Why Tacoma Public Utilities owns a railroad

Tacoma Public Utilities may be the only utility in the country that owns and operates a railroad. It all began in June of 1927 when a Tacoma City Charter amendment transferred control of the “Belt Line” (now known as Tacoma Rail) from the City’s General Government to Tacoma Public Utilities.

Some believe that the successful management of two of the city’s largest municipal services, power and water, justified moving the struggling railroad into utility hands.

At the time, the railroad provided passenger service and shuttled people to and from work in the Port of Tacoma. An old joke says the five-cent fare was on the honor system, but no one honored it.

Today, Tacoma Rail moves freight, but no passengers, through the Port of Tacoma.
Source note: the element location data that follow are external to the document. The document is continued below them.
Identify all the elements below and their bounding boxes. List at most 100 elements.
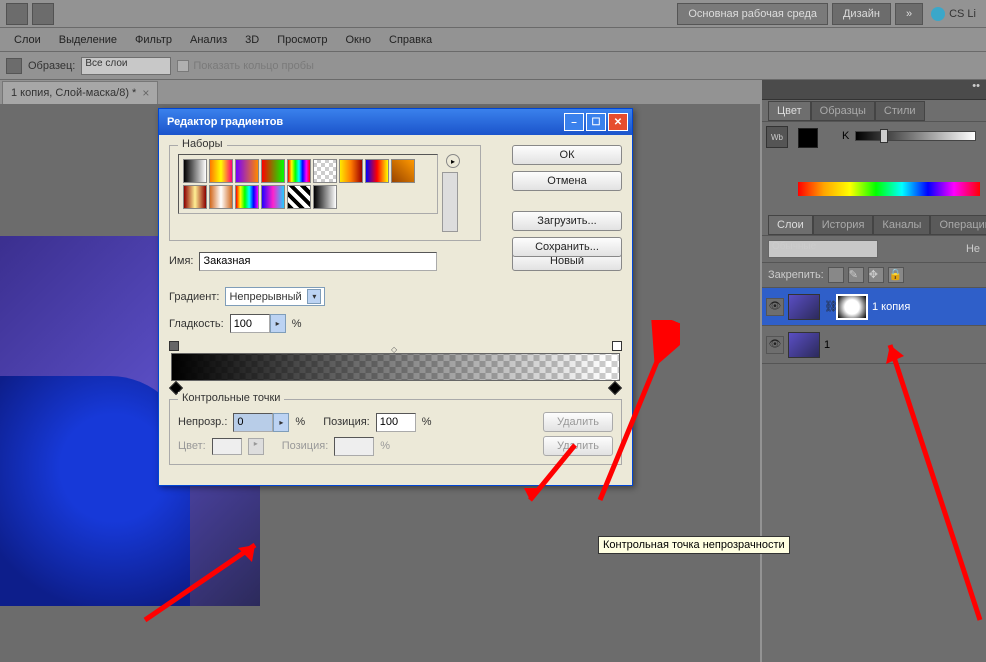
workspace-essentials-button[interactable]: Основная рабочая среда (677, 3, 828, 25)
blend-mode-select[interactable]: Обычные (768, 240, 878, 258)
save-button[interactable]: Сохранить... (512, 237, 622, 257)
lock-position-button[interactable]: ✎ (848, 267, 864, 283)
minimize-button[interactable]: – (564, 113, 584, 131)
opacity-field[interactable] (233, 413, 273, 432)
opacity-input[interactable]: ▸ (233, 413, 289, 432)
preset-swatch[interactable] (235, 185, 259, 209)
workspace-more-button[interactable]: » (895, 3, 923, 25)
eyedropper-icon (6, 58, 22, 74)
preset-swatch[interactable] (235, 159, 259, 183)
selection-tool-icon[interactable] (32, 3, 54, 25)
smoothness-label: Гладкость: (169, 318, 224, 330)
preset-swatch[interactable] (183, 159, 207, 183)
show-ring-checkbox[interactable]: Показать кольцо пробы (177, 60, 314, 72)
layer-row[interactable]: 👁 1 (762, 326, 986, 364)
visibility-toggle[interactable]: 👁 (766, 336, 784, 354)
preset-swatch[interactable] (391, 159, 415, 183)
preset-swatch[interactable] (287, 159, 311, 183)
cancel-button[interactable]: Отмена (512, 171, 622, 191)
pct-label: % (422, 416, 432, 428)
sample-select[interactable]: Все слои (81, 57, 171, 75)
tool-icon[interactable] (6, 3, 28, 25)
tab-history[interactable]: История (813, 215, 874, 235)
wb-collapsed-icon[interactable]: Wb (766, 126, 788, 148)
preset-swatch[interactable] (287, 185, 311, 209)
chevron-right-icon[interactable]: ▸ (273, 413, 289, 432)
tab-layers[interactable]: Слои (768, 215, 813, 235)
midpoint-icon[interactable]: ◇ (391, 345, 397, 354)
color-well (212, 438, 242, 455)
smoothness-field[interactable] (230, 314, 270, 333)
position2-label: Позиция: (282, 440, 329, 452)
menu-window[interactable]: Окно (337, 31, 379, 49)
presets-legend: Наборы (178, 138, 227, 150)
k-slider[interactable] (855, 131, 976, 141)
preset-swatch[interactable] (365, 159, 389, 183)
position-input[interactable] (376, 413, 416, 432)
tab-channels[interactable]: Каналы (873, 215, 930, 235)
menu-3d[interactable]: 3D (237, 31, 267, 49)
close-icon[interactable]: × (142, 86, 149, 100)
tab-color[interactable]: Цвет (768, 101, 811, 121)
layer-thumbnail[interactable] (788, 332, 820, 358)
lock-all-button[interactable]: 🔒 (888, 267, 904, 283)
tab-swatches[interactable]: Образцы (811, 101, 875, 121)
preset-swatch[interactable] (313, 159, 337, 183)
tab-actions[interactable]: Операции (930, 215, 986, 235)
layer-thumbnail[interactable] (788, 294, 820, 320)
slider-thumb-icon[interactable] (880, 129, 888, 143)
lock-move-button[interactable]: ✥ (868, 267, 884, 283)
visibility-toggle[interactable]: 👁 (766, 298, 784, 316)
layer-row[interactable]: 👁 ⛓ 1 копия (762, 288, 986, 326)
delete-opacity-stop-button[interactable]: Удалить (543, 412, 613, 432)
preset-menu-button[interactable]: ▸ (446, 154, 460, 168)
lock-pixels-button[interactable] (828, 267, 844, 283)
smoothness-input[interactable]: ▸ (230, 314, 286, 333)
chevron-right-icon[interactable]: ▸ (270, 314, 286, 333)
menu-view[interactable]: Просмотр (269, 31, 335, 49)
mask-thumbnail[interactable] (836, 294, 868, 320)
cs-live-icon (931, 7, 945, 21)
cs-live-button[interactable]: CS Li (927, 3, 980, 25)
menu-help[interactable]: Справка (381, 31, 440, 49)
menu-layers[interactable]: Слои (6, 31, 49, 49)
menu-analysis[interactable]: Анализ (182, 31, 235, 49)
gradient-editor-dialog: Редактор градиентов – ☐ ✕ ОК Отмена Загр… (158, 108, 633, 486)
preset-swatch[interactable] (339, 159, 363, 183)
gradient-strip[interactable]: ◇ (171, 353, 620, 381)
k-label: K (842, 130, 849, 142)
dialog-titlebar[interactable]: Редактор градиентов – ☐ ✕ (159, 109, 632, 135)
close-button[interactable]: ✕ (608, 113, 628, 131)
workspace-design-button[interactable]: Дизайн (832, 3, 891, 25)
preset-swatch[interactable] (183, 185, 207, 209)
panel-collapse-bar[interactable]: •• (762, 80, 986, 100)
preset-swatch[interactable] (209, 159, 233, 183)
preset-swatch[interactable] (209, 185, 233, 209)
menu-filter[interactable]: Фильтр (127, 31, 180, 49)
chevron-down-icon: ▾ (307, 289, 321, 304)
preset-swatch[interactable] (261, 159, 285, 183)
layer-name[interactable]: 1 (824, 339, 982, 351)
color-ramp[interactable] (798, 182, 980, 196)
preset-swatch[interactable] (313, 185, 337, 209)
menu-bar: Слои Выделение Фильтр Анализ 3D Просмотр… (0, 28, 986, 52)
gradient-name-input[interactable] (199, 252, 437, 271)
gradient-type-select[interactable]: Непрерывный ▾ (225, 287, 325, 306)
opacity-stop-left[interactable] (169, 341, 179, 351)
preset-scrollbar[interactable] (442, 172, 458, 232)
right-panel-dock: •• Цвет Образцы Стили Wb K Слои История … (762, 80, 986, 662)
maximize-button[interactable]: ☐ (586, 113, 606, 131)
opacity-stop-right[interactable] (612, 341, 622, 351)
tab-styles[interactable]: Стили (875, 101, 925, 121)
load-button[interactable]: Загрузить... (512, 211, 622, 231)
ok-button[interactable]: ОК (512, 145, 622, 165)
layers-panel: Обычные Не Закрепить: ✎ ✥ 🔒 👁 ⛓ 1 копия … (762, 236, 986, 364)
preset-swatch[interactable] (261, 185, 285, 209)
color-stop-right[interactable] (608, 381, 622, 395)
fg-bg-swatch[interactable] (798, 128, 828, 158)
foreground-swatch[interactable] (798, 128, 818, 148)
menu-select[interactable]: Выделение (51, 31, 125, 49)
lock-label: Закрепить: (768, 269, 824, 281)
document-tab[interactable]: 1 копия, Слой-маска/8) * × (2, 81, 158, 104)
layer-name[interactable]: 1 копия (872, 301, 982, 313)
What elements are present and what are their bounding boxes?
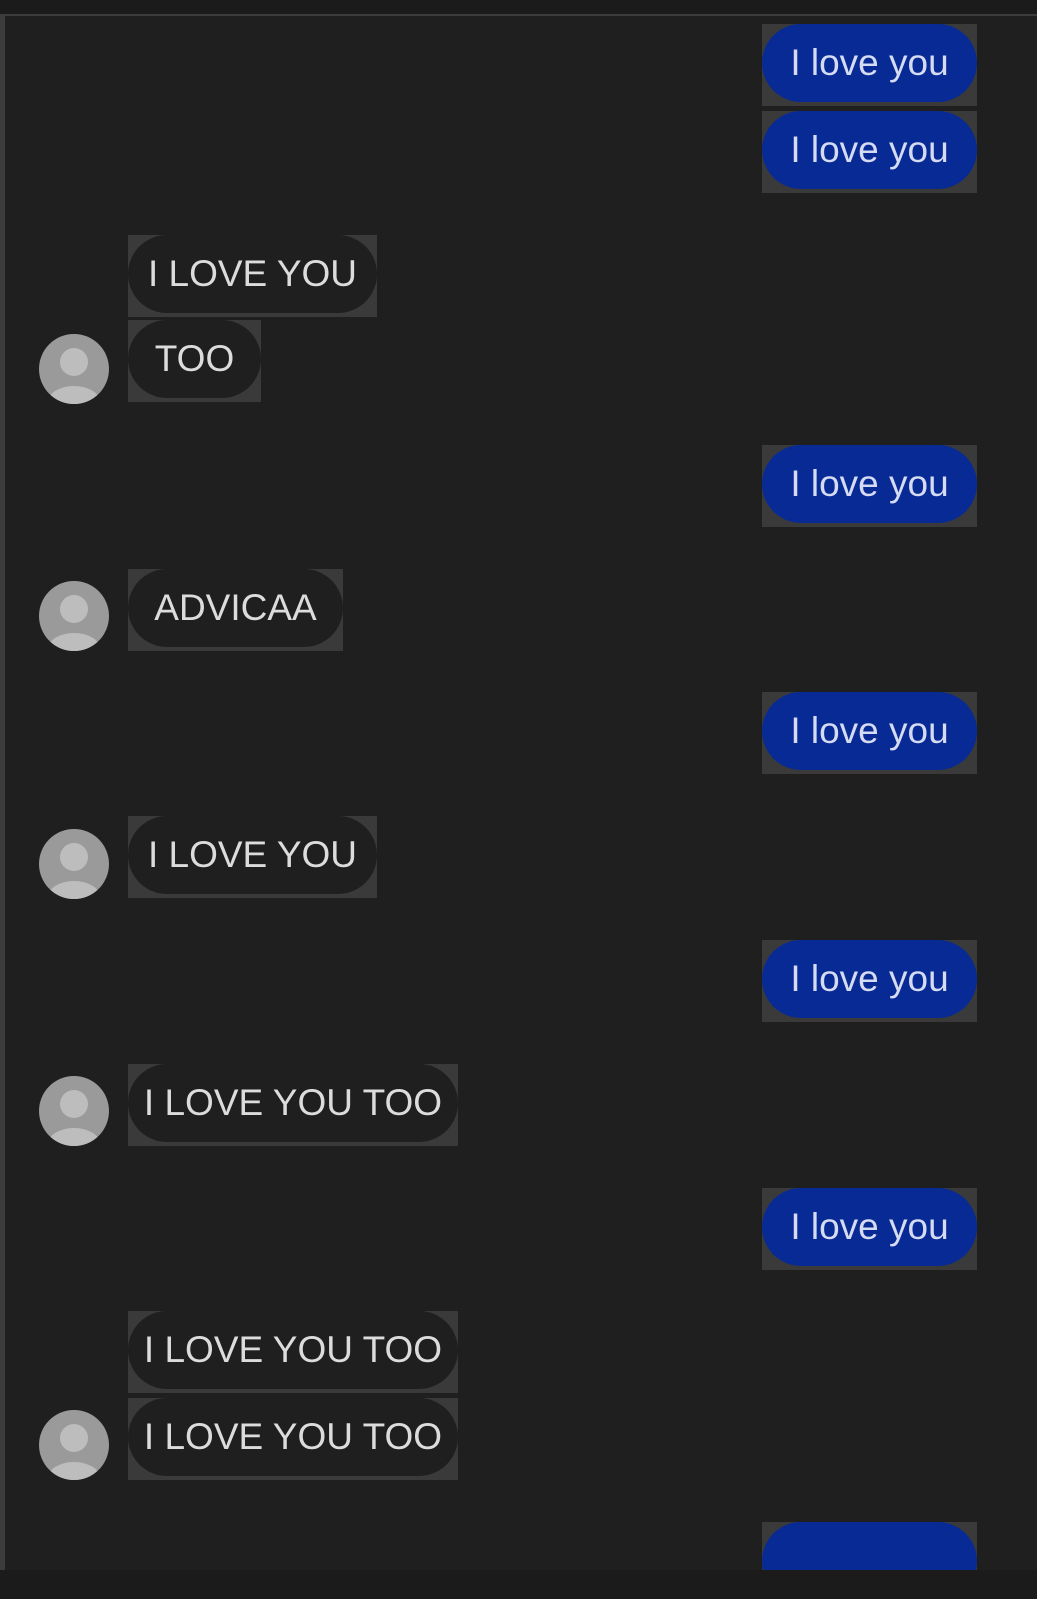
received-message[interactable]: ADVICAA bbox=[128, 569, 343, 651]
received-message-text: TOO bbox=[128, 320, 261, 398]
sent-message[interactable]: I love you bbox=[762, 1188, 977, 1270]
sent-message-text: I love you bbox=[762, 445, 977, 523]
contact-avatar[interactable] bbox=[39, 1410, 109, 1480]
message-thread-screen: I love you I love you I LOVE YOU TOO I l… bbox=[0, 0, 1037, 1599]
sent-message-text: I love you bbox=[762, 24, 977, 102]
received-message[interactable]: I LOVE YOU TOO bbox=[128, 1398, 458, 1480]
contact-avatar[interactable] bbox=[39, 334, 109, 404]
received-message-text: I LOVE YOU bbox=[128, 816, 377, 894]
default-contact-avatar-icon bbox=[48, 348, 100, 404]
sent-message-text bbox=[762, 1522, 977, 1570]
sent-message-text: I love you bbox=[762, 692, 977, 770]
bottom-edge bbox=[0, 1570, 1037, 1599]
received-message[interactable]: I LOVE YOU TOO bbox=[128, 1064, 458, 1146]
default-contact-avatar-icon bbox=[48, 1424, 100, 1480]
default-contact-avatar-icon bbox=[48, 595, 100, 651]
received-message-text: I LOVE YOU TOO bbox=[128, 1064, 458, 1142]
sent-message[interactable]: I love you bbox=[762, 24, 977, 106]
received-message-text: ADVICAA bbox=[128, 569, 343, 647]
conversation-thread[interactable]: I love you I love you I LOVE YOU TOO I l… bbox=[5, 16, 1037, 1570]
default-contact-avatar-icon bbox=[48, 1090, 100, 1146]
top-edge bbox=[0, 0, 1037, 16]
received-message[interactable]: I LOVE YOU bbox=[128, 816, 377, 898]
received-message[interactable]: TOO bbox=[128, 320, 261, 402]
sent-message[interactable]: I love you bbox=[762, 111, 977, 193]
received-message[interactable]: I LOVE YOU TOO bbox=[128, 1311, 458, 1393]
received-message-text: I LOVE YOU TOO bbox=[128, 1311, 458, 1389]
contact-avatar[interactable] bbox=[39, 829, 109, 899]
sent-message-text: I love you bbox=[762, 940, 977, 1018]
contact-avatar[interactable] bbox=[39, 581, 109, 651]
received-message-text: I LOVE YOU bbox=[128, 235, 377, 313]
sent-message-text: I love you bbox=[762, 1188, 977, 1266]
sent-message[interactable]: I love you bbox=[762, 445, 977, 527]
sent-message[interactable]: I love you bbox=[762, 940, 977, 1022]
sent-message[interactable]: I love you bbox=[762, 692, 977, 774]
sent-message-text: I love you bbox=[762, 111, 977, 189]
sent-message-partial[interactable] bbox=[762, 1522, 977, 1570]
default-contact-avatar-icon bbox=[48, 843, 100, 899]
received-message[interactable]: I LOVE YOU bbox=[128, 235, 377, 317]
contact-avatar[interactable] bbox=[39, 1076, 109, 1146]
received-message-text: I LOVE YOU TOO bbox=[128, 1398, 458, 1476]
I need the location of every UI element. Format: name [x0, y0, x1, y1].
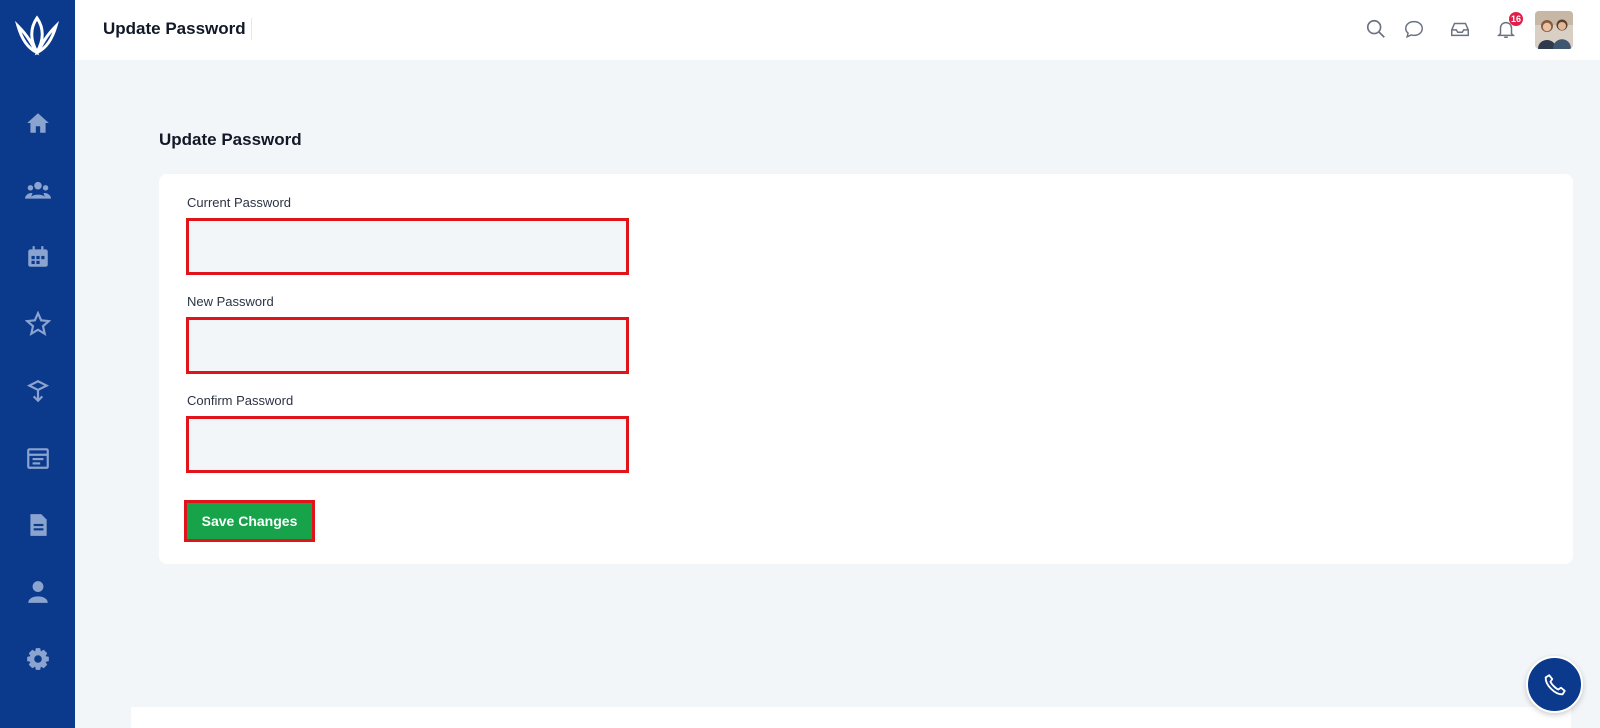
new-password-label: New Password — [187, 294, 274, 309]
topbar: Update Password 16 — [75, 0, 1600, 60]
calendar-icon — [27, 246, 48, 267]
header-divider — [251, 18, 252, 40]
chat-button[interactable] — [1401, 16, 1427, 42]
new-password-field[interactable] — [186, 317, 629, 374]
sidebar-item-schedule[interactable] — [0, 436, 75, 480]
notifications-button[interactable]: 16 — [1493, 12, 1524, 42]
search-button[interactable] — [1363, 16, 1389, 42]
notification-badge: 16 — [1509, 12, 1524, 26]
sidebar — [0, 0, 75, 728]
calendar-list-icon — [26, 448, 49, 469]
sidebar-item-settings[interactable] — [0, 637, 75, 681]
confirm-password-field[interactable] — [186, 416, 629, 473]
phone-icon — [1544, 673, 1566, 695]
update-password-card: Current Password New Password Confirm Pa… — [159, 174, 1573, 564]
chat-icon — [1405, 20, 1423, 39]
sidebar-item-users[interactable] — [0, 168, 75, 212]
sidebar-item-home[interactable] — [0, 101, 75, 145]
users-icon — [24, 181, 51, 199]
header-title: Update Password — [103, 19, 246, 38]
footer — [131, 707, 1571, 728]
user-icon — [27, 581, 48, 603]
confirm-password-label: Confirm Password — [187, 393, 294, 408]
home-icon — [26, 113, 49, 133]
inbox-button[interactable] — [1447, 16, 1473, 42]
sidebar-item-profile[interactable] — [0, 570, 75, 614]
logo[interactable] — [14, 14, 60, 56]
sidebar-item-favorites[interactable] — [0, 302, 75, 346]
search-icon — [1366, 19, 1385, 38]
document-icon — [29, 514, 47, 536]
star-icon — [24, 311, 51, 336]
call-button[interactable] — [1526, 656, 1583, 713]
current-password-label: Current Password — [187, 195, 292, 210]
inbox-icon — [1451, 22, 1469, 37]
page-title: Update Password — [159, 130, 302, 149]
avatar[interactable] — [1535, 11, 1573, 49]
sidebar-item-documents[interactable] — [0, 503, 75, 547]
sidebar-item-calendar[interactable] — [0, 235, 75, 279]
box-icon — [26, 380, 49, 403]
current-password-field[interactable] — [186, 218, 629, 275]
gear-icon — [26, 648, 49, 670]
sidebar-item-packages[interactable] — [0, 369, 75, 413]
save-button[interactable]: Save Changes — [184, 500, 315, 542]
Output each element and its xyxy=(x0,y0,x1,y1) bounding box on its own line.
As a public agency, Tacoma Rail can operate at cost or very close to it, making the Port more competitive.

The railroad has benefitted from its public status in the past because it qualified for state grant funding that private railroads could not receive. (A recent rule change, however, allows private railroads to also receive grants.)

Although a majority of its traffic moves in and out of the port, Tacoma Rail also operates on lines that run into Chehalis and three others that serve South Tacoma, Quadlock and Olympia. The City of Tacoma’s General Government owns the track to Chehalis, but Tacoma Rail operates it at no additional cost.

Tacoma Rail has proven itself as an economic engine for Tacoma and Pierce County. And Tacoma Public Utilities prides itself on being a one-of-a-kind utility that can count a short-line railroad as one of the great services it provides.